If I play a clock radio loud enough from 3 rooms away from you, you can likely hear it. But as I turn down the volume I’ll reach a point where it’s still playing but you can’t hear it because the volume has gone too low for you to perceive. Why? Because you are neither a dog, a bat, nor Superman. Human hearing has limits.

So the proposition that when music is playing at full volume that you can HEAR a screw vibrating, much less the difference between two screws, is just friggin’ absurd. It’s a truly extraordinary claim. And then you make up flight-of-fancy "explanations" for why it would make a difference "hey, everything is vibrating, man...."

But this is where you end up when you take your own hearing abilities as the equivolent of a super power - you get to play in the world of imagination, both in what you think you can hear and in the stories you can make up to justify it, without any test but...your hearing and imagination again.

BTW, compare the level of analysis regarding resonance when someone is doing actual engineering and appealing to science, vs the musings of people here on vibrating screws:

https://audioxpress.com/article/testing-loudspeakers-which-measurements-matter-part-1





rixthetrick,

Thanks for the invite. However, I’m not going to be near Texas any time soon, and also even based on what you’ve written the prospect seem very dubious to me. If we are talking about the actual vibration of the screws themselves being audible, I hold that to be an extraodinary claim.But if the proposition is that different screw materials, in being softer or harder, can affix speaker materials more or less loosely than others, and that it is the changes in vibration to THOSE materials as a result that people can hear (e.g. vibrating speaker cabinet parts or whatever), then that would be measurable.

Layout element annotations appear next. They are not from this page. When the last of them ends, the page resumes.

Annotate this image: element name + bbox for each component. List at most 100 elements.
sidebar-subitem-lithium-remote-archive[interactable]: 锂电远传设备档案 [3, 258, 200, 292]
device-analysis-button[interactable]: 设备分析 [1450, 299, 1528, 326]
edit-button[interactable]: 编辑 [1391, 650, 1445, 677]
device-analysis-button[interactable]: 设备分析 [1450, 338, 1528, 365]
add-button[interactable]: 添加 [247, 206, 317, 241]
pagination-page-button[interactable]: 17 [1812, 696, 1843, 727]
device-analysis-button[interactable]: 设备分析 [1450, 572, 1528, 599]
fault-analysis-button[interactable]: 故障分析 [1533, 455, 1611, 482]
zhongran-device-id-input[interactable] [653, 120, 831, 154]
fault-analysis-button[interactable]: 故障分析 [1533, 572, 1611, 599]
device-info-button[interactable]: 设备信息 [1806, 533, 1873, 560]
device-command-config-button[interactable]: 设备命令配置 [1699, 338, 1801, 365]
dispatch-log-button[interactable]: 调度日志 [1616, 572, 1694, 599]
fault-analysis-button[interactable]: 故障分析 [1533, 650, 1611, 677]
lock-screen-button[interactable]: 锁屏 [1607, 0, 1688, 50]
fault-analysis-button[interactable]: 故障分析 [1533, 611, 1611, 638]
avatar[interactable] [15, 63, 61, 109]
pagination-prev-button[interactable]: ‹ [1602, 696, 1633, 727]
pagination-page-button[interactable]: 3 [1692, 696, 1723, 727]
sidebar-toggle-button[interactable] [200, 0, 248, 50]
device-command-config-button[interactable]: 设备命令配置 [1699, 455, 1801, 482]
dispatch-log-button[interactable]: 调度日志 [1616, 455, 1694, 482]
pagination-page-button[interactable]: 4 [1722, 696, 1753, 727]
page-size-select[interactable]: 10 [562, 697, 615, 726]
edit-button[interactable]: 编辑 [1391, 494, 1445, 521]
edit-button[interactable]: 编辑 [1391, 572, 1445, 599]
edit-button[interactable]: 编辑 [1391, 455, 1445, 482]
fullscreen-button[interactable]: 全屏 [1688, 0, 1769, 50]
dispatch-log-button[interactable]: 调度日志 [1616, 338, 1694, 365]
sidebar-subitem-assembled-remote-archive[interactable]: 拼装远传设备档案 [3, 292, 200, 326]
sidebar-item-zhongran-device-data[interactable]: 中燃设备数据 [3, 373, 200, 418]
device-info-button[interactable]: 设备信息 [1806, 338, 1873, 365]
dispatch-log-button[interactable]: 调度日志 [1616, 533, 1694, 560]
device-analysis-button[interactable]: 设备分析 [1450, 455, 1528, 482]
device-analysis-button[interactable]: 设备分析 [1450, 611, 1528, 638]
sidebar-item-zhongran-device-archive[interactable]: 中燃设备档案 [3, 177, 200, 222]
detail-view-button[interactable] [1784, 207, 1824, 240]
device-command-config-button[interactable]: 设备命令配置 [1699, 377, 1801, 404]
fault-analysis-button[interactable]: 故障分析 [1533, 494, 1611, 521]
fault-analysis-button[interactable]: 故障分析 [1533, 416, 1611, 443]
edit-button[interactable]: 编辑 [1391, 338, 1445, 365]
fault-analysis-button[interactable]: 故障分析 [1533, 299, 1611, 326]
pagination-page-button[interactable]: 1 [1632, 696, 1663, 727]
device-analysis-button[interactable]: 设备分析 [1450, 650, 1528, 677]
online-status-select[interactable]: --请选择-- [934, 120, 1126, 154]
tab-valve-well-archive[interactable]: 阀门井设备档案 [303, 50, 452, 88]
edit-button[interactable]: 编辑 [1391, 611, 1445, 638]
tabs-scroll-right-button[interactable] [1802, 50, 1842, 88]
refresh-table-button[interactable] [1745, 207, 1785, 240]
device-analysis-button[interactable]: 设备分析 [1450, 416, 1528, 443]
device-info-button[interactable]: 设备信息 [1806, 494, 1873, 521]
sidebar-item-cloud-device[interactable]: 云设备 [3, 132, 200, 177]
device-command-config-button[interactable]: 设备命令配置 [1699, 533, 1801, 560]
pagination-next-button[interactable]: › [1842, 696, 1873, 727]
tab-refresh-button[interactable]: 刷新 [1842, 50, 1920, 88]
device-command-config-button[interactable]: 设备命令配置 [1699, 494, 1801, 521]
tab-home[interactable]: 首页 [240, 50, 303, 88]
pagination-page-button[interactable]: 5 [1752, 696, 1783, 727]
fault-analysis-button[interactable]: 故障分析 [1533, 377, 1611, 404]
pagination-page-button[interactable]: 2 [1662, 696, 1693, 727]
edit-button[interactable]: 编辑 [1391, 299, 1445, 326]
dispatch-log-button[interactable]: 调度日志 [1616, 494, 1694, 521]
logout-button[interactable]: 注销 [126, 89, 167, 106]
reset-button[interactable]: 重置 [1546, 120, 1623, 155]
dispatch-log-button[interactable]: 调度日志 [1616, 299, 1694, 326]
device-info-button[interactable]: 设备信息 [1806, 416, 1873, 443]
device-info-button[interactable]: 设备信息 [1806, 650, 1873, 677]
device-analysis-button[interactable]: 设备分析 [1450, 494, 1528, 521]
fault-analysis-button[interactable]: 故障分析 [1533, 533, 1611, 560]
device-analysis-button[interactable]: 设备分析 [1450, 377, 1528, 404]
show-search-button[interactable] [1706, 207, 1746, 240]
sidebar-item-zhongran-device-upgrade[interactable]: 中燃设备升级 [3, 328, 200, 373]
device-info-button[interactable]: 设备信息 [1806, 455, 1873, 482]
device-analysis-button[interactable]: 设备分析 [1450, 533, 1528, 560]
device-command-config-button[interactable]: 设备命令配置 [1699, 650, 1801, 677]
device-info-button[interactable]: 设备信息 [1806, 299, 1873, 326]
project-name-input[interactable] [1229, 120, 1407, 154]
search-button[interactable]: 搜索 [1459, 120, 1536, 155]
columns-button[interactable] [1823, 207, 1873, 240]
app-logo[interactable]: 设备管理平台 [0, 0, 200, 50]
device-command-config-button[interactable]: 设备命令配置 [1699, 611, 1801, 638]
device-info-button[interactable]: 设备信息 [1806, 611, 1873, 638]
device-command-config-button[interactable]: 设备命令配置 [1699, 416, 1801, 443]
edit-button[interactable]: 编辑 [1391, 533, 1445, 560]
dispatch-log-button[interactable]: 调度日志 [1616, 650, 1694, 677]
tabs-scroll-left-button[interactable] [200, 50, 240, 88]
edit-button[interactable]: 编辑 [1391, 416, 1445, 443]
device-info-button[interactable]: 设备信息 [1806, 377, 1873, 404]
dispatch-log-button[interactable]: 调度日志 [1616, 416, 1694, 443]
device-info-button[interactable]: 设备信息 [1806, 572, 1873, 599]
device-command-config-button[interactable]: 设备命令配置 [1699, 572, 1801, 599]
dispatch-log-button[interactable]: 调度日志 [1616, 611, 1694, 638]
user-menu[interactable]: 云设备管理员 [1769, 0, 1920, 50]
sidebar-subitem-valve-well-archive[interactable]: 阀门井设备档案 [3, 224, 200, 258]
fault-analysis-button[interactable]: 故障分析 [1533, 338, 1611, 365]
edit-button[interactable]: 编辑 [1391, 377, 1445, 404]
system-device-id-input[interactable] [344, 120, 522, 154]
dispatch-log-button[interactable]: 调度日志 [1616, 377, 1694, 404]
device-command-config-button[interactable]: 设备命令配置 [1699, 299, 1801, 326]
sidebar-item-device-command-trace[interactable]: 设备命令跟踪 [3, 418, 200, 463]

I’d certainly want to see that objective evidence before accepting any "I’m sure I heard it" subjective evidence, given the "I heard it" form of anecdote has been used to justify literally every crazy tweak idea anyone has ever come up with, no matter how unscientific.

viber6,

The notion of different screws changing the sound in cartridges seems alittle less fanciful (though I’d be skeptical without measurements or controlled listening tests), but of course that’s a different scenario.In that case the materials are attached to a device meant to pick up the teeniest vibrations and have them amplified by huge orders. That’s different from the claim that one can hear different screw materials in a speaker, where any such vibrations would be swamped by the already amplified music. The speaker is not "amplifying" the sound of a screw, it’s amplifying the music signal. But, again, if the claim is that the stiffness of a screw material causes gross changes in material resonances in a speaker such that it changes the sound, then that should be objectively quantifiable.


first time anyone says double-blind write them off as clueless.



Congratulations on perpetuating the anti-science audiophile stereotype.
Flat Earthers will tell you to trust your eyes, not what those scientific-types are trying to tell you about "controlling for variables, testable hypotheses" and all that scientific nonsense.